As I wrote in the introductory paragraph, this is one of the most aggressively multi-racial books I’ve read in a while. The leader is a black teen, grand-daughter of a 60s black radical. One earl companion is an older white teen. Latinos and Asians and mixed race people all join the traveling group. I think it’s fair to say that the rejection of a white-only story is also a rejection of the individualist approach as well. The story is a celebration of the small group over the individual. And yet, individuals in the group do not lose their identity, their background, or their individual choice. There’s a sequel, Parable of the Talents that I need to read now to see how Butler writes this dynamic into a larger group. It’s much tougher to make that work on a larger scale, where the community has to seriously deal with the free-rider problem on a large scale.

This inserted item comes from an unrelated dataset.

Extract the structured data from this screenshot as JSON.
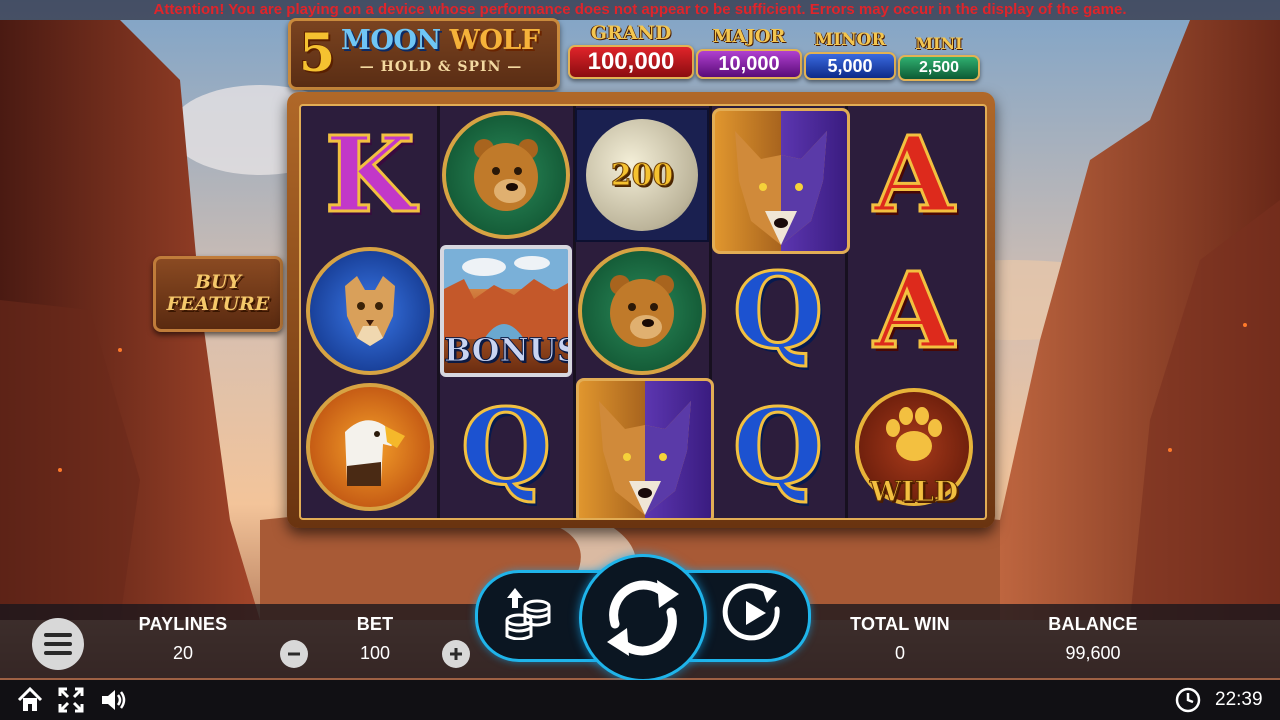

Lastly, Lauren Olamina is a hyper-empath. When someone around her feels, Lauren shares their emotion. It’s not real. It’s a psychological syndrome, the result of drug abuse by her mother when Lauren was in utero. But it’s not real in the same way depression isn’t real. A depressed person’s circumstances may not be hopeless, but psychological beliefs have both physical and mental causes that are not subject to logical reasoning. You can’t just buck up and get over it. Whenever Lauren witnesses someone feeling pain, including pain that Lauren has caused by knifing or shooting them, she feels that pain to the intensity that she thinks the other person is experiencing it. There’s got to be a broader interpretation to this syndrome in the story than a mere plot device, but it’s one of the things that went over my head. As a plot device, it was interesting and made the story richer, but didn’t seem integral to the story. Since everything else ties in at multiple levels, I’m pretty sure I’m missing something.
A most enjoyable and thought provoking book.

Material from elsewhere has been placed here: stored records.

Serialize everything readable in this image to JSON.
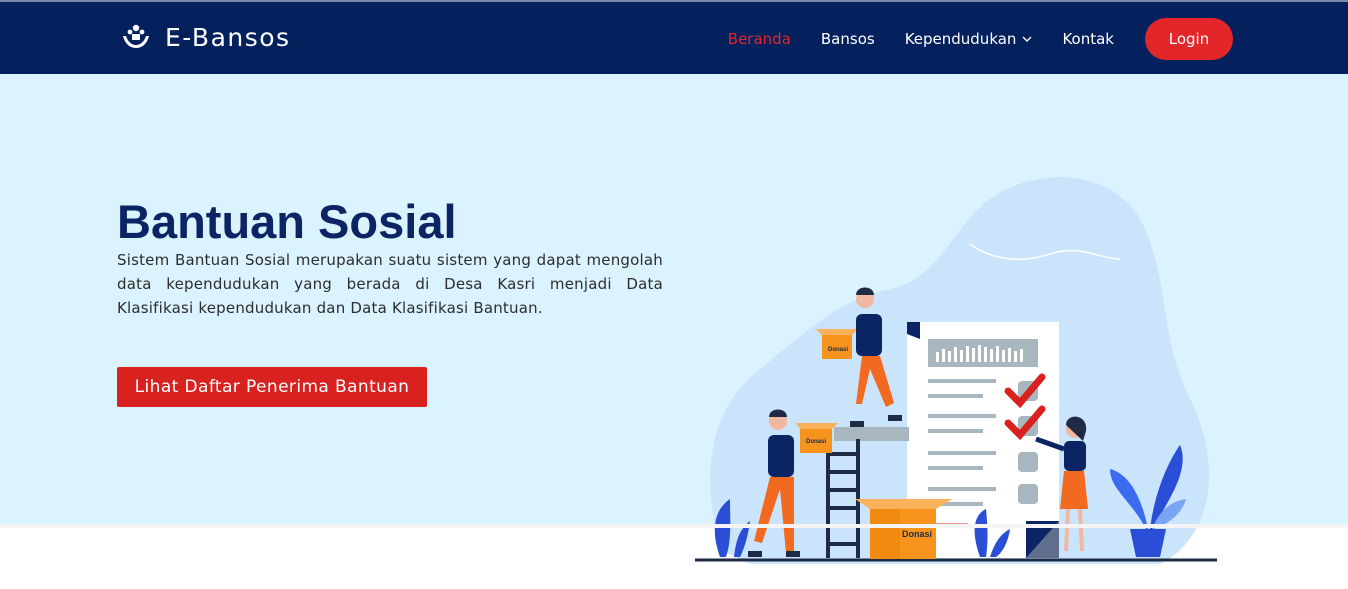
{
  "brand": {
    "name": "E-Bansos",
    "icon": "hands-people-icon"
  },
  "nav": {
    "items": [
      {
        "label": "Beranda",
        "active": true
      },
      {
        "label": "Bansos"
      },
      {
        "label": "Kependudukan",
        "has_dropdown": true
      },
      {
        "label": "Kontak"
      }
    ],
    "login_label": "Login"
  },
  "hero": {
    "title": "Bantuan Sosial",
    "description": "Sistem Bantuan Sosial merupakan suatu sistem yang dapat mengolah data kependudukan yang berada di Desa Kasri menjadi Data Klasifikasi kependudukan dan Data Klasifikasi Bantuan.",
    "cta_label": "Lihat Daftar Penerima Bantuan",
    "illustration_box_labels": [
      "Donasi",
      "Donasi",
      "Donasi"
    ]
  },
  "colors": {
    "navbar": "#04215e",
    "accent_red": "#e3262a",
    "hero_bg": "#dbf3ff",
    "title": "#0b2464"
  }
}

Title: Parable of the sower
Author: Octavia E. Butler
Cover creator: Don Puckey (designer) / John Jude Palencar (artist)
Series: Parable novels; 1
Imprint / publisher: Aspect / Warner Books
Format: Mass market paperback
Length: 295 p.
Publication date: February 1995
ISBN-10: 0-446-60197-7
Subject: African Americans — Fiction
Subject: Twenty-first century — Fiction
Subject: California, Southern — Fiction
LC classification: PS3552.U827 P37 1993






This is one of my favorite books. I read it in college *mumblety* years ago, and every year or so since. During grad school I wrote a reading guide for it for 12th graders and realized I had forgotten what a violent book it is, because the violence, while inescapably present, is not gratuitous.
I can even say that this novel informed some of my spiritual thinking, way back when and up to the present day. I think Butler had some important things to say about how religions come to be, and it saddens me that we’ll never see Parable of the Trickster.
I read this book about a year ago. It’s terrific, and I think you’ve captured quite a few of the more interesting aspects of the story in your review. I wonder if Octavia Butler’s experiences as a black American didn’t inspire her ideas about how the police and other authorities would behave toward the public. It certainly had the feel of knowing what it’s like when the authorities aren’t interested in your problems, that’s for sure.